Money Smarts Blog

Life happens. Be prepared with an emergency fund.

Jun 30, 2022 || Amy Rockwell, Remote Delivery Director

Woman changing tire

Are you prepared if your furnace or air conditioner breaks? Or if a flat tire leaves you stranded on the side of the road? How about an unexpected trip to the Animal Emergency Center when your dog's gotten into chocolate? And a job loss?

You get the point. Life happens. Here are some tips to be prepared for when financial emergencies strike.

How much should I save?

Start manageable. Set aside $1,000 as quickly as you can. Think of this as your starter fund. It’s an amount that can cover most minor emergencies (flat tire, hot water heater, insurance deductibles for urgent or emergency care, etc.) and can be saved in 90 days to a year. Do a quick search for “$1,000 emergency fund challenge” and you’ll find several free downloadable trackers.

Once you hit $1,000, go ahead and congratulate yourself … but don’t stop there. Most financial experts suggest that your full emergency fund should equal three to six months of your expenses.

Get out the calculator and figure out your monthly expenses. Multiple that by three and make that your next goal. Once you’ve reached that – double it. You’ve got this!

Where should I save?

An emergency fund will keep you from tacking on interest-based credit card debt or tapping into your retirement account. Your emergency fund needs to be accessible. It can be tempting to put this fund into a CD to earn more interest, but then you’ll be faced with an early-withdrawal penalty fee if there’s an emergency and you need to use it (after all, that's what an emergency fund is for).

Ideally, you want to build your emergency fund in an interest-bearing Money Market or savings account. This account should be separate from your general savings account. Consider one an opportunity account and the second your emergency account.

Use your opportunity account to save for:

  • A new car
  • A much-needed vacation
  • Down payment on your dream home
  • College (for you or your kids)

Use the emergency account to be prepared for:

  • Auto repairs
  • Replacing a stolen passport
  • Radon mitigation
  • Losing your job

When is it okay to dip into my emergency fund?

Your emergency fund should ONLY be used for unexpected emergencies.

If that’s too vague, only dip into your emergency fund if you can answer “yes” to these three questions:

  1. Is it unexpected?
  2. Is it necessary?
  3. Is it urgent?

As life happens and you deplete these funds, be sure you’re building the account back up as soon as you’re able.

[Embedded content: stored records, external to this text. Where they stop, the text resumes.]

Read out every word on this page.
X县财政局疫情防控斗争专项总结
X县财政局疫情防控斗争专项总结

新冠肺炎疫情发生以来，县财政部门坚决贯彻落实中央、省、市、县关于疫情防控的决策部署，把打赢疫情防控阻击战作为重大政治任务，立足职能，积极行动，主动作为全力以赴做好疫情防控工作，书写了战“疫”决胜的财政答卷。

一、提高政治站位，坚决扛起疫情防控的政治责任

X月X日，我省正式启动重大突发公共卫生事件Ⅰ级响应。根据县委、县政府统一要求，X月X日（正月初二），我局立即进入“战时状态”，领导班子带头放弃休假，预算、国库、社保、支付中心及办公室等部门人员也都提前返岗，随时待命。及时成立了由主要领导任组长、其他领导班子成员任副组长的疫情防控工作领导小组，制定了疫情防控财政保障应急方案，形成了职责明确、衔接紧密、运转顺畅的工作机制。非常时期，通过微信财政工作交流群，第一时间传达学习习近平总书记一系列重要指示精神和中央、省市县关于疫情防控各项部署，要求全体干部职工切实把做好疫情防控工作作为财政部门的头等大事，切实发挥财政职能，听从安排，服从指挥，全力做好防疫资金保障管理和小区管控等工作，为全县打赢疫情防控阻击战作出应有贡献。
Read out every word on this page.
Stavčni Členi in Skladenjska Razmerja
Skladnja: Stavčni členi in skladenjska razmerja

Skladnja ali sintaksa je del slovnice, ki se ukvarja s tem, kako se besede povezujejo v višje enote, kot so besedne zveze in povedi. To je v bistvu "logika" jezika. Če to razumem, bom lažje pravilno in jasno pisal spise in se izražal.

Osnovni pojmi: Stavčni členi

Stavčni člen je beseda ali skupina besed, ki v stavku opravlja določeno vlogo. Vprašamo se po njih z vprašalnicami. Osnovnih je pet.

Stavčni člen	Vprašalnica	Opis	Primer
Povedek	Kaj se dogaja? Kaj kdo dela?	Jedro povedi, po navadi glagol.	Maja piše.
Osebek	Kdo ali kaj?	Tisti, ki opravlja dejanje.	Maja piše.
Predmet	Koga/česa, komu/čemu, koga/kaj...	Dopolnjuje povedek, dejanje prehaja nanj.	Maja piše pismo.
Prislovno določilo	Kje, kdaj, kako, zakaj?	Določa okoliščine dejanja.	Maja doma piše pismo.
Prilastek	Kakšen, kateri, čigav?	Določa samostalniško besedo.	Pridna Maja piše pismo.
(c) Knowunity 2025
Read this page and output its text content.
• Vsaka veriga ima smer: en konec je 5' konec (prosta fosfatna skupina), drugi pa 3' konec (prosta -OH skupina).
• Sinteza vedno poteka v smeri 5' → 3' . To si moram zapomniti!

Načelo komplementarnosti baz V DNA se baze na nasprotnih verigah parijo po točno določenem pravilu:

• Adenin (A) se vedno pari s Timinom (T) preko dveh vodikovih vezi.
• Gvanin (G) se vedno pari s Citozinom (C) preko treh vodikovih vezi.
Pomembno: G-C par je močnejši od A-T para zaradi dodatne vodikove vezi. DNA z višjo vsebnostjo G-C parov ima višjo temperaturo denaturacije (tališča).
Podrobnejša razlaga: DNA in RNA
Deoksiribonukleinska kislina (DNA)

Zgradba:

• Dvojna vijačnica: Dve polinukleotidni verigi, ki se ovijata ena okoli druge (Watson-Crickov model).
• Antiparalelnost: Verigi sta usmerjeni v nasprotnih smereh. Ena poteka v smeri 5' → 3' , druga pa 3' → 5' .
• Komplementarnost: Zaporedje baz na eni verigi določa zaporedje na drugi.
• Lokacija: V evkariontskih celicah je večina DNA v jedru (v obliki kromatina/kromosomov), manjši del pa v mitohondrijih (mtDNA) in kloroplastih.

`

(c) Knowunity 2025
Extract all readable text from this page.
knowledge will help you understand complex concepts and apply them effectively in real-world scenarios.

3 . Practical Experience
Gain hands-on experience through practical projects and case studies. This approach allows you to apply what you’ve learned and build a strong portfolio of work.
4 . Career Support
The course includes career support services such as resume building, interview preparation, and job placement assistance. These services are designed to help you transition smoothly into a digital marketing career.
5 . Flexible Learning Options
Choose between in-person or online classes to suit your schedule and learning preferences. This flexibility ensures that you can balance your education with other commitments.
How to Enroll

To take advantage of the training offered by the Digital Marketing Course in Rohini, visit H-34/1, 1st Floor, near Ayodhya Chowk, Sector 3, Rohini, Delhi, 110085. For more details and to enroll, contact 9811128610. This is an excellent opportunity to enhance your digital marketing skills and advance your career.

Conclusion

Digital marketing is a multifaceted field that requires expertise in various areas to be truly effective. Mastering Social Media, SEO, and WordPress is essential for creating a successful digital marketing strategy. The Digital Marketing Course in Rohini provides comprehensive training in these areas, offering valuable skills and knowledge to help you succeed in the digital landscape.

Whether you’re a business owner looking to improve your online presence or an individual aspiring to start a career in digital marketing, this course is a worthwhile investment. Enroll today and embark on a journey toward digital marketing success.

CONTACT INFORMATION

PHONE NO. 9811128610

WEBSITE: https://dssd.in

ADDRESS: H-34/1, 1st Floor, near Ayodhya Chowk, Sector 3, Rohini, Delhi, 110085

How do I build my emergency fund?

  • Make a budget and stick to it. Review and update your budget often.
    • Evaluate recurring payments. Entertainment streaming can be a less expensive option than cable, but not if you subscribe to every streaming option available.
    • Turn off auto-reload option. While it may be convenient that Starbucks will charge your credit card and auto-reload your gift cards, they’re helping you spend rather than save.
    • Cook at home rather than eating out.
  • Sell something. Look around your home; there’s bound to be something collecting dust that can be quickly converted to cash. Apps, such as OfferUp and Facebook swap groups may be more conducive to quick savings rather than stock piling items to wait for a garage sale.
  • Get a second job. It may not be appealing to add hours to your work week, but a second job doesn’t have to be permanent. Once you’ve reached your emergency fund goal, reassess your financial situation and decide if it’s time to quit.
  • Consider a side hustle that doesn’t have the same pressure of set hours that a second job can have. Babysit, house sit, care for pets. Answer online surveys or participate in focus groups.